Wpisy do logu Machiny Woyenne 50x 1x 8x 4x Galeria
2014-05-04 19:39 polcia&szymaneq (4987) - Znaleziona
Nie mamy zielonego pojęcia od czego zacząć. Ta skrzynka jest po prostu fenomenalna! Nie mamy wątpliwości, że jest to jeden z najlepszych keszy jaki do tej pory udało się nam znaleźć w całej 3-letniej karierze. Miejsce, w którym ukryto skrzynkę, jest po prostu magiczne. Ludzie, którzy pracują w forcie są pasjonatami, którzy kochają swoją pracę i z olbrzymią ciekawością opowiadają o tych maszynach. Zabawę w grodzie zaczęliśmy od oglądania wszystkiego, co się w nim znajduje. Lataliśmy z Mieszkiem i Dezerterami jak szaleni od jednego eksponatu do drugiego. Z tego podniecenia rozpoczęliśmy nawet balistę naciągać, gdy tu nagle podbiega do nas syn właścicielki i upomina, że z balisty to tylko za przyzwoleniem i opłatą. Nie wiele trzeba było nas namawiać. Rozpoczęliśmy procedurę przygotowawczą do strzału.
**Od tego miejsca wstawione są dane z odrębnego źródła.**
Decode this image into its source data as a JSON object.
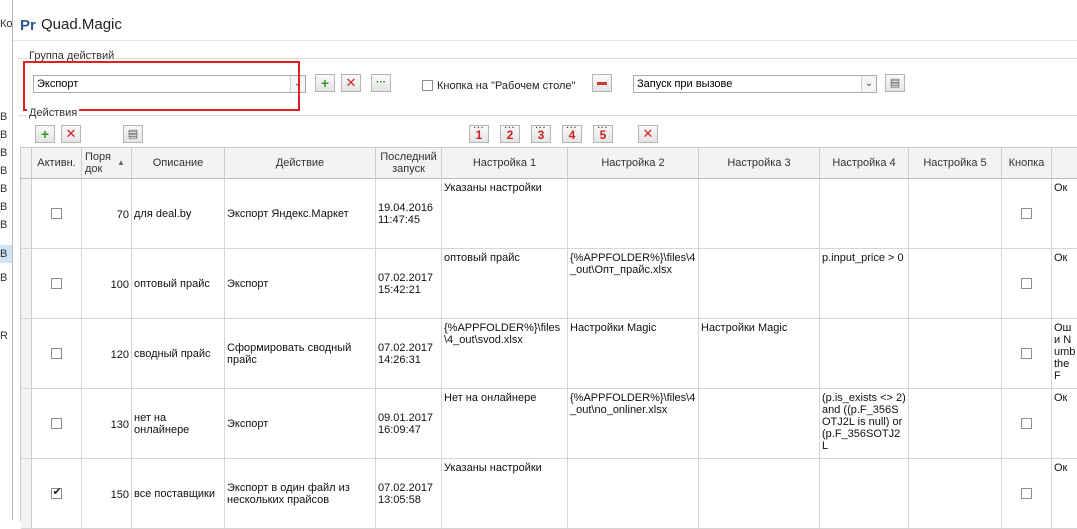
{
  "background_window": {
    "top_text": "Ко",
    "rows": [
      "B",
      "B",
      "B",
      "B",
      "B",
      "B",
      "B",
      "B",
      "B",
      "R"
    ]
  },
  "window": {
    "logo": "Pr",
    "title": "Quad.Magic"
  },
  "group_actions": {
    "label": "Группа действий",
    "combo_value": "Экспорт",
    "desktop_checkbox_label": "Кнопка на \"Рабочем столе\"",
    "launch_combo_value": "Запуск при вызове"
  },
  "actions": {
    "label": "Действия",
    "number_buttons": [
      "1",
      "2",
      "3",
      "4",
      "5"
    ]
  },
  "grid": {
    "columns": [
      "Активн.",
      "Поря док",
      "Описание",
      "Действие",
      "Последний запуск",
      "Настройка 1",
      "Настройка 2",
      "Настройка 3",
      "Настройка 4",
      "Настройка 5",
      "Кнопка",
      ""
    ],
    "sort_indicator": "▲",
    "rows": [
      {
        "active": false,
        "order": "70",
        "description": "для deal.by",
        "action": "Экспорт Яндекс.Маркет",
        "last_run": "19.04.2016 11:47:45",
        "s1": "Указаны настройки",
        "s2": "",
        "s3": "",
        "s4": "",
        "s5": "",
        "button": false,
        "extra": "Ок"
      },
      {
        "active": false,
        "order": "100",
        "description": "оптовый прайс",
        "action": "Экспорт",
        "last_run": "07.02.2017 15:42:21",
        "s1": "оптовый прайс",
        "s2": "{%APPFOLDER%}\\files\\4_out\\Опт_прайс.xlsx",
        "s3": "",
        "s4": "p.input_price > 0",
        "s5": "",
        "button": false,
        "extra": "Ок"
      },
      {
        "active": false,
        "order": "120",
        "description": "сводный прайс",
        "action": "Сформировать сводный прайс",
        "last_run": "07.02.2017 14:26:31",
        "s1": "{%APPFOLDER%}\\files\\4_out\\svod.xlsx",
        "s2": "Настройки Magic",
        "s3": "Настройки Magic",
        "s4": "",
        "s5": "",
        "button": false,
        "extra": "Оши Numb the F"
      },
      {
        "active": false,
        "order": "130",
        "description": "нет на онлайнере",
        "action": "Экспорт",
        "last_run": "09.01.2017 16:09:47",
        "s1": "Нет на онлайнере",
        "s2": "{%APPFOLDER%}\\files\\4_out\\no_onliner.xlsx",
        "s3": "",
        "s4": "(p.is_exists <> 2) and ((p.F_356SOTJ2L is null) or (p.F_356SOTJ2L",
        "s5": "",
        "button": false,
        "extra": "Ок"
      },
      {
        "active": true,
        "order": "150",
        "description": "все поставщики",
        "action": "Экспорт в один файл из нескольких прайсов",
        "last_run": "07.02.2017 13:05:58",
        "s1": "Указаны настройки",
        "s2": "",
        "s3": "",
        "s4": "",
        "s5": "",
        "button": false,
        "extra": "Ок"
      }
    ]
  },
  "colors": {
    "highlight": "#e02020",
    "accent_add": "#3c9a2e",
    "accent_remove": "#d02020"
  }
}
Obowiązki szybko zostały podzielone między całą załogę. Na naciągaczy zostały oddelegowane kobiety - Polcia i Dezerterowa, ładownikiem został Dezerter, a zwalniaczem Szymaneq. Niestety w tarczę nie trafiliśmy, ale to wina naszego dozorcy, który nie pozwolił nam zmienić pochylenia balisty. Buuu... Po strzale w myśl III zasady dynamiki Newtona - kto wystrzeli ten popier*** musiałem po bełta biegać. Ale najlepsze było przed nami. Czekał nas niezapomniany strzał z Trebuszy!!! Czaicie??? Strzelaliśmy z pełnowymiarowej trebuszy. Podczas działań przygotowawczych syn właścicielki opowiedział nam niesamowitą historię o tym jak Polacy atakowali zamek Karlstein. Oblężenie trwało bardzo długo, a Polacy zdecydowali się na niestandardowe użycie trebuszy. Król nakazał wkopanie w ziemie wielkich koszy, do których każdy żołnierz musiał się wypróżniać. Po napełnieniu kosz doczepiano do trebuszy i strzelano w zamek. Ponieważ zawartość była częściowo płynna gówno rozbryzgiwało się częściowo po obozie, a częściowo na terenie zamku. Wszyscy na froncie pochorowali się, a historia głosi, że od tego czasu Czesi nie przepadają za Polakami. Po takiej opowieści aż miło się przy tej machinie pracowało. Naciągnięcie jej zajęło trochę czasu, bo wymaga to sporej siły. W końcu się udało! I mogliśmy strzelać. Nastąpiło odliczanie: trzy, dwa, jeden, sława i grupowo zwolniliśmy rygiel. Widok niesamowity!!! Coś pięknego!!! Na koniec przygody w grodzie zaczęliśmy się przebierać w stroje z tamtej epoki - miecze, tarcze, hełmy. Tylko Polcia biedactwo nie miała nic oprócz toporka. Pani właścicielka szybko przyniosła jej wianek i tak o to powstała wojownicza panna młoda.
Dziękujemy za wspaniałą zabawę, genialnego kesza i multum śmiechu!!!